My husband is allergic to milk and even the raw milk affects him, like your son. Because of this, I haven’t been drinking the raw milk lately because I can’t drink a half gallon by myself. I still have a couple half gallons in our freezer! But it’s health benefits are so great, I’d like to give it another try with my son who has also reacted strongly to regular cow’s milk. I also don’t think he likes the milk very much so it was hard for me to tell if he is okay with the raw milk because he wouldn’t really drink it!

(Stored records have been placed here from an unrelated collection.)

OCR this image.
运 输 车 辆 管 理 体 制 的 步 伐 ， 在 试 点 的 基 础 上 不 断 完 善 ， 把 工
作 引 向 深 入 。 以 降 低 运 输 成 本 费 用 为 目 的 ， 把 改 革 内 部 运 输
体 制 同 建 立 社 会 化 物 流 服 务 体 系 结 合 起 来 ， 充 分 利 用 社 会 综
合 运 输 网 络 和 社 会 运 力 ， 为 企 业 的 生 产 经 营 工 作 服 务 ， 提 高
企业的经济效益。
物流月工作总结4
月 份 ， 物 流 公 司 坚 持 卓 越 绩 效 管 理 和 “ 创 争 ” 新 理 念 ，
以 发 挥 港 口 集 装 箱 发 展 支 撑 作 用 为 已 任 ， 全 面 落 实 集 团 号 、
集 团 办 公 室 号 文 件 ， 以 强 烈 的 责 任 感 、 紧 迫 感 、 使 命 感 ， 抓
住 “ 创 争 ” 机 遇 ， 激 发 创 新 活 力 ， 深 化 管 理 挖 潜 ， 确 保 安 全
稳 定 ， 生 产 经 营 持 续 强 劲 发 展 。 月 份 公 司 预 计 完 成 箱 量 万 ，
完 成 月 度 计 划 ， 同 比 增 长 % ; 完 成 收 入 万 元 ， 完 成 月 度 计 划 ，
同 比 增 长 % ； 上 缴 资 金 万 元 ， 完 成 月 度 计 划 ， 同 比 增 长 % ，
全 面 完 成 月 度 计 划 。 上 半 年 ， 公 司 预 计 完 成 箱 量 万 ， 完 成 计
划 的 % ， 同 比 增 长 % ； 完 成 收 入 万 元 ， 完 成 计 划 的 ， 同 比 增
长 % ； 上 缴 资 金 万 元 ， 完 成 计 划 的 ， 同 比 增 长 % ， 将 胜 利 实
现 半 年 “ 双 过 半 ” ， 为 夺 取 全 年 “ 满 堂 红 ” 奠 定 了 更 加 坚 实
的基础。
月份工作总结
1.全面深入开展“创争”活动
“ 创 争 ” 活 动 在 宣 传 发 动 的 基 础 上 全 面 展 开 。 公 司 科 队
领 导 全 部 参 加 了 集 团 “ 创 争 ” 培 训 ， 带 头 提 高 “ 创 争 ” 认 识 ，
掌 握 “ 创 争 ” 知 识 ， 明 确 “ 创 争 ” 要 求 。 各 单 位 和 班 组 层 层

Thanks so much for the inspiration. Your cheese and butter make my mouth water!
Sarah
Hi, Sarah! Yes, I am so sad that my son is not able to join us in having raw milk. What do you do instead? We try to avoid soy after reading Nourishing Traditions, but it’s hard to get away from it. My son drinks mostly rice milk. Glad you got some inspiration!
—Sonya
Hi, Annette! I bought the push-up forms last week at Bed, Bath & Beyond—I think the price was $4.99 for four. Thanks for the link to your mozzarella recipe! I will take a look at it. I’ve seen your site, but need to explore it some more.
—Sonya
Hi, Tiffany! I stopped by your site yesterday after the Tuesday Twister. Good stuff! I need to spend some more time there.
—Sonya
Hi, Millie! Yes, the expense for the raw milk is a topic that we definitely have had to talk through at our house, too. Luckily, we don’t actually drink too much of it, and we don’t each the traditional store-bought dried cereals at breakfast that you would normally have with milk, either. That saves me enough to do some other things, but it would be nice to have more!
—Sonya
Sonya~ I just wanted to share that for our little ones- after they were done nursing, I would combine coconut milk with rice milk- the coconut gave us the added fat and nutrients we were looking for- the kids loved it! I use in in our green smoothies too. I just poured the last can of it into a glass jar- so I cannot double check the ingredients- and see if it is produced with allergy foods. I get it at Trader Joe’s and I know it can be found at asain markets as well-
Thank you, Tawnya! You’re the sweetest! And we love coconut milk, too, although I never thought about combining it with rice milk to round it out a bit. We usually use it to make ice cream or yogurt, but I like your suggestion, too!
—Sonya
Hi! The raw milk is $12.99 at New Life in Tucson. Just want you to know you’re getting a good price. xo
Thanks, Rachel! It is always good to know when you’re getting a good deal!
Love, Sonya
You may want to save your hm butter for non-heat purposes only (like on bread, but not eggs) so you preserve the “raw” enzymes. Since you get so little, might as well get everything out of it! It’s easy to make cultured butter, too. I have directions at my site under recipes, if you’re interested. Good luck with the raw milk!
Hi, Katie! That’s an excellent suggestion, and we’ll absolutely do that in the future. I think I just got a little excited with my “first” butter and wanted to use it for everything. Of course, it was gone pretty quickly!
I DO want to try cultured butter, and I will check out the directions on your site for sure.